RR Ukirsari Manggalani | Arief Apriadi
China Open 2019: Jonatan Christie Akui Kerap Buang Peluang
Pebulutangkis tunggal putra Indonesia, Jonatan Christie [Dok. PBSI]

Jonatan Christie menyesalkan kekalahannya di China Open 2019 dan mengakui seperti begini.

Suara.com - Kekalahan mengejutkan didapat Jonatan Christie di babak pertama China Open 2019. Juara Asian Games 2018 itu takluk dari kompatriotnya sendiri, Shesar Hiren Rhustavito, Selasa (17/9/2019).

Mendapat predikat sebagai unggulan keempat, Jojo (sapaan akrab Jonatan) diprediksi bakal melaju mulus ke babak kedua.

Pebulutangkis tunggal putra Jonatan Christie, atau yang akrab disapa Jojo, melaju ke perempat final Kejuaraan Dunia Bulutangkis 2019 usai mengalahkan pemain gaek Denmark, Jan O. Jorgensen, Kamis (22/8). [Humas PBSI]
Pebulutangkis tunggal putra Jonatan Christie, atau yang akrab disapa Jojo, melaju ke perempat final Kejuaraan Dunia Bulutangkis 2019 usai mengalahkan pemain gaek Denmark, Jan O. Jorgensen, Kamis (22/8). [Humas PBSI]

Namun, fakta yang terjadi justru sebaliknya. Pebulutangkis 22 tahun itu tak mampu membendung letupan kejutan dari Vito, sapaan akrab Shesar, hingga kalah 21-23, 21-18, 10-21.

Jonatan Christie sangat menyesalkan kekalahan ini. Tunggal putra jebolan klub PB Tangkas itu mengakui gagal mempertahankan konsistensi permainan dan membuang peluang.

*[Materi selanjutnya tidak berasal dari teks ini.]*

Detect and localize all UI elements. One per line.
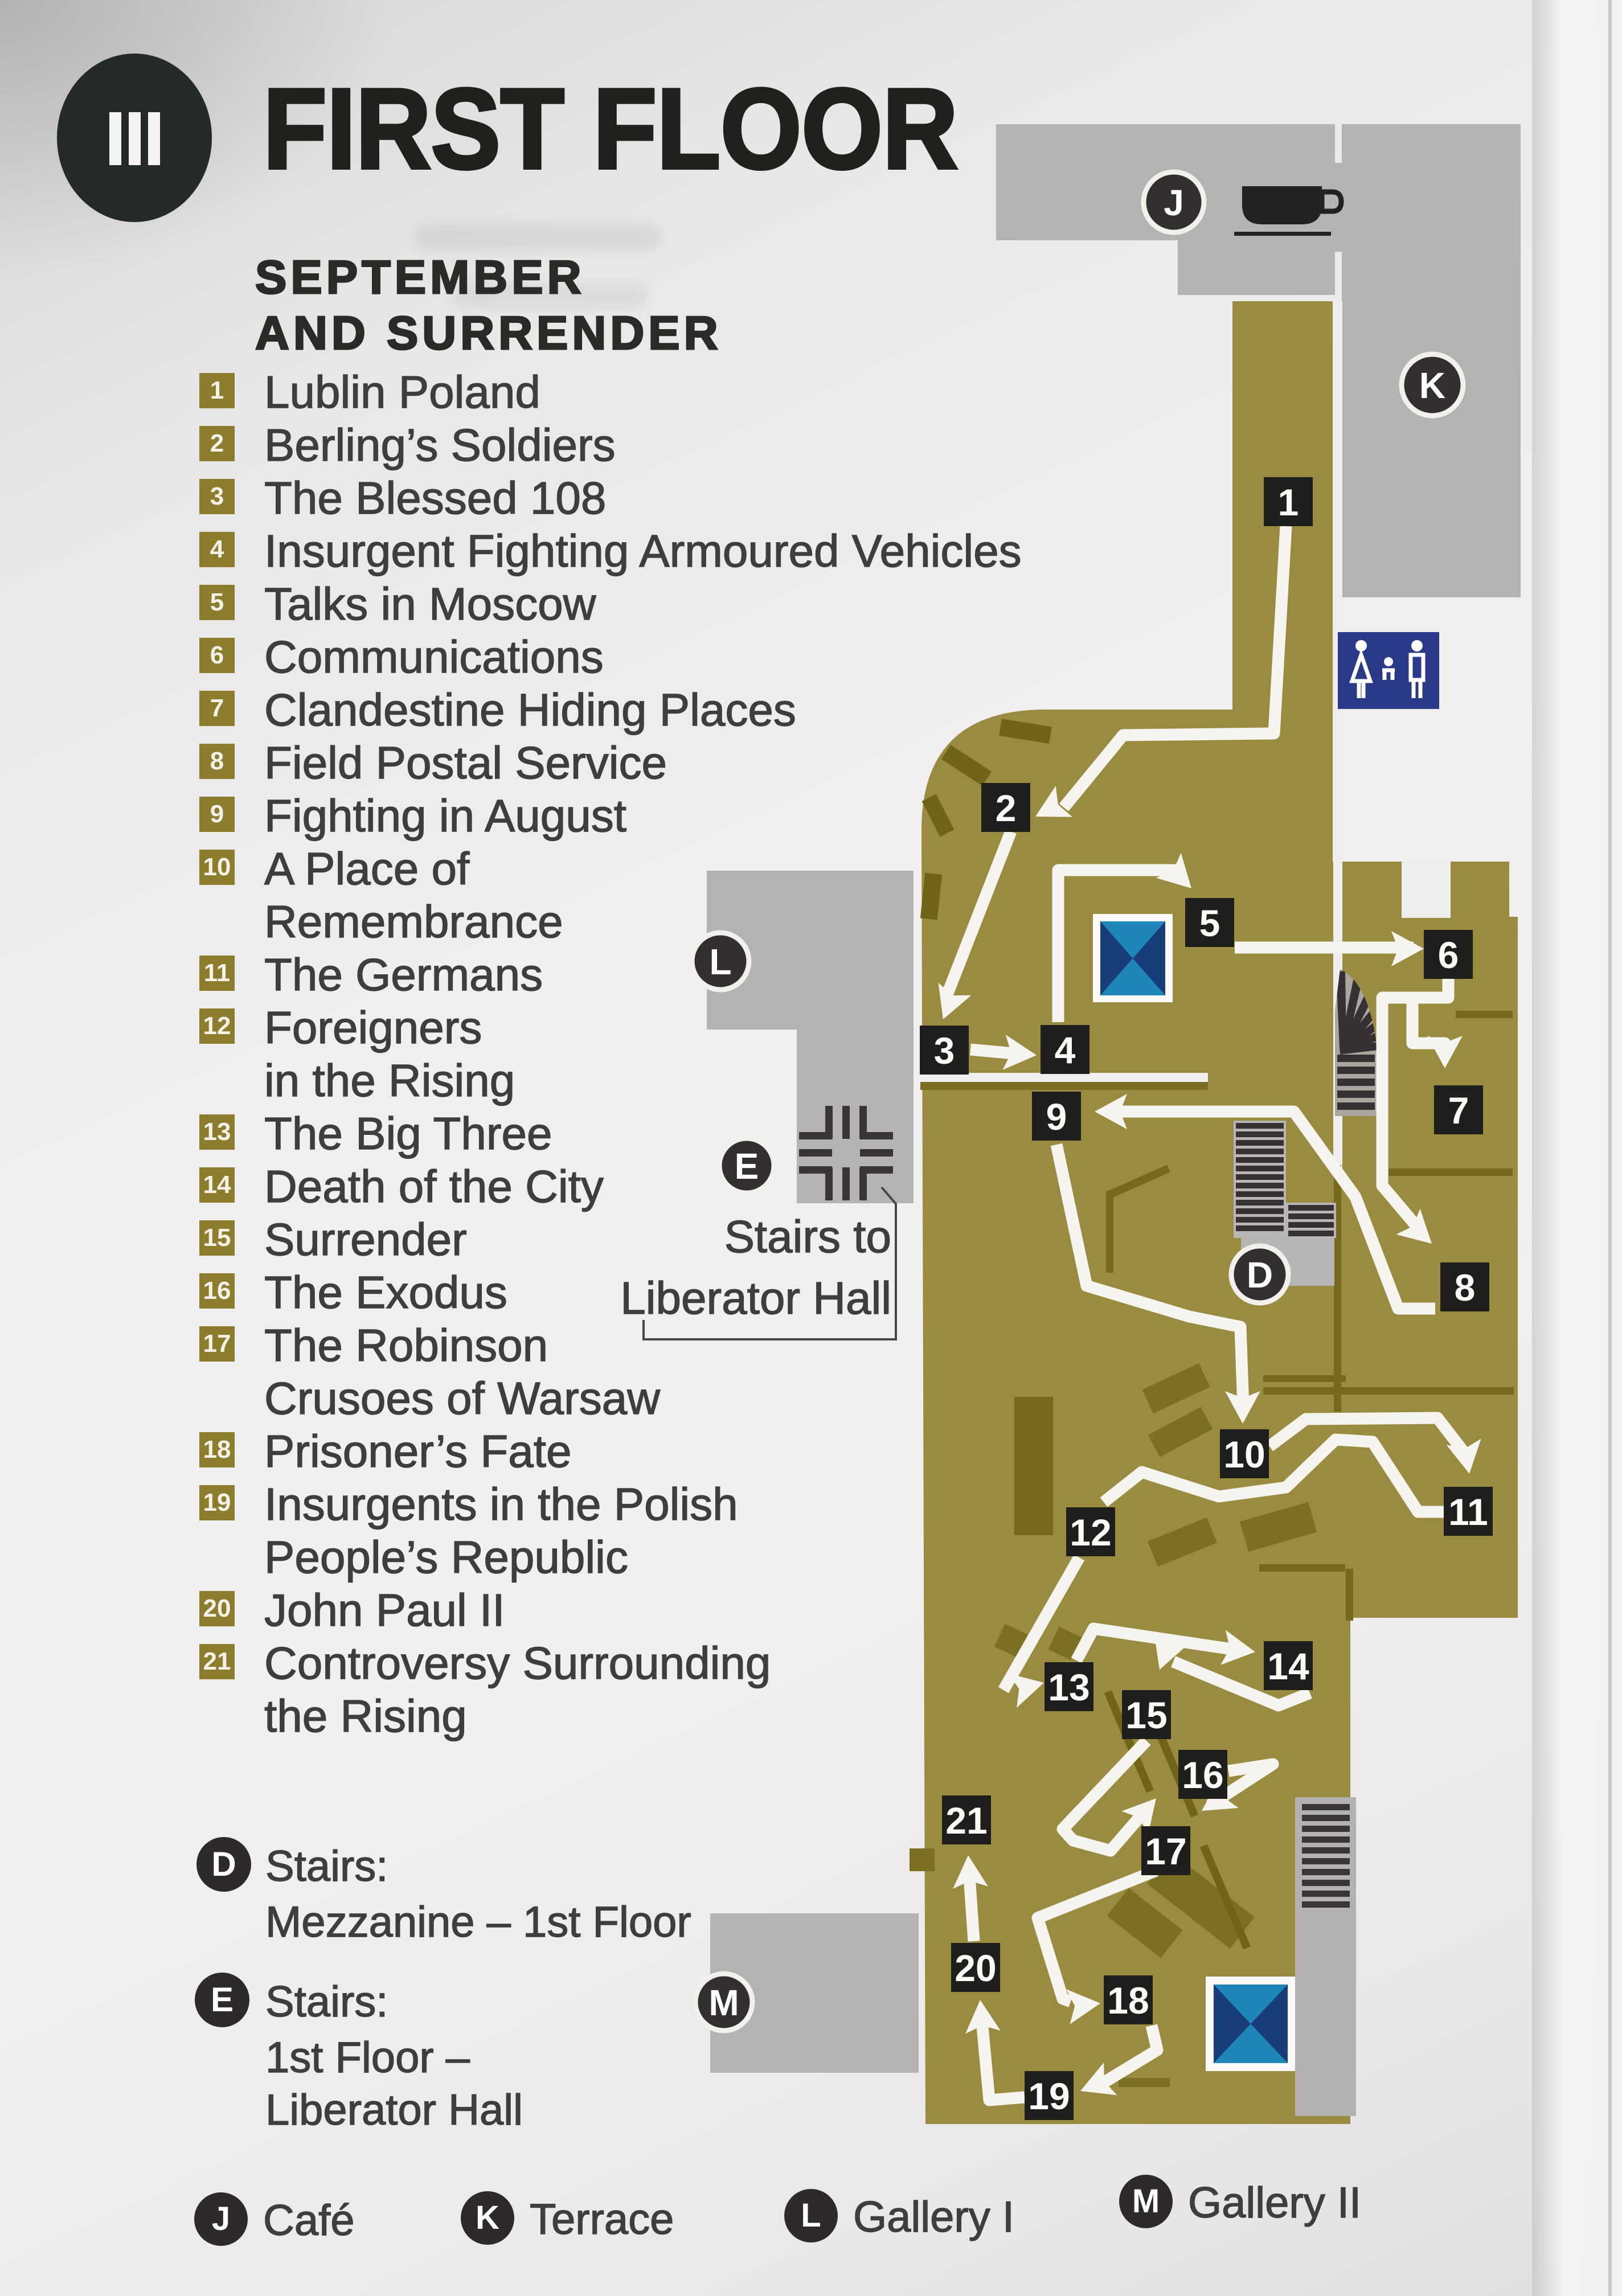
- svg-text:14: 14: [1267, 1645, 1309, 1687]
- svg-text:11: 11: [1448, 1491, 1488, 1533]
- svg-text:2: 2: [996, 787, 1017, 829]
- svg-text:7: 7: [1448, 1089, 1469, 1131]
- svg-text:5: 5: [1199, 902, 1220, 944]
- svg-text:K: K: [1419, 365, 1445, 406]
- svg-text:J: J: [1164, 182, 1184, 223]
- svg-text:9: 9: [1046, 1096, 1067, 1138]
- svg-text:17: 17: [1145, 1830, 1186, 1872]
- svg-text:10: 10: [1223, 1433, 1265, 1475]
- svg-text:13: 13: [1048, 1666, 1089, 1708]
- svg-text:18: 18: [1107, 1979, 1149, 2022]
- svg-text:1: 1: [1278, 481, 1299, 523]
- svg-text:E: E: [735, 1146, 759, 1187]
- svg-text:4: 4: [1055, 1029, 1076, 1071]
- svg-text:3: 3: [934, 1030, 955, 1072]
- svg-text:21: 21: [945, 1799, 987, 1842]
- svg-text:19: 19: [1028, 2075, 1070, 2117]
- svg-text:L: L: [709, 941, 731, 982]
- svg-text:15: 15: [1125, 1694, 1167, 1736]
- svg-text:8: 8: [1455, 1266, 1476, 1309]
- svg-text:6: 6: [1438, 934, 1459, 976]
- svg-text:20: 20: [955, 1947, 996, 1989]
- svg-text:D: D: [1247, 1254, 1273, 1295]
- svg-text:M: M: [708, 1982, 739, 2023]
- svg-text:12: 12: [1070, 1511, 1111, 1553]
- svg-text:16: 16: [1182, 1754, 1223, 1796]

"Cukup disayangkan di game pertama sudah unggul tapi harus kalah," ujar Jonatan Christie dalam rilis yang diterima Suara.com, Rabu (18/9/2019).

"Padahal saya sudah main dengan strategi yang pas, tapi nggak bisa selesaikan game pertama dengan baik, padahal game pertama itu adalah modal buat game selanjutnya," sambungnya.

Jonatan Christie sejatinya mampu tampil baik di game kedua. Dirinya bisa mengontrol jalannya pertandingan hingga mampu memaksa laga berlanjut hingga rubber game.

Namun, inkonsistensi penampilan jadi bumerang bagi jawara Australia dan New Zealand Open 2019 tersebut. Jojo kerap membuang peluang di game penentuan hingga akhirnya kalah 10-21.

"Di game kedua sudah main ngotot, berani adu net dan drive. Nah, salahnya di game ketiga. Dari awal banyak melakukan kesalahan sendiri," tutur Jojo.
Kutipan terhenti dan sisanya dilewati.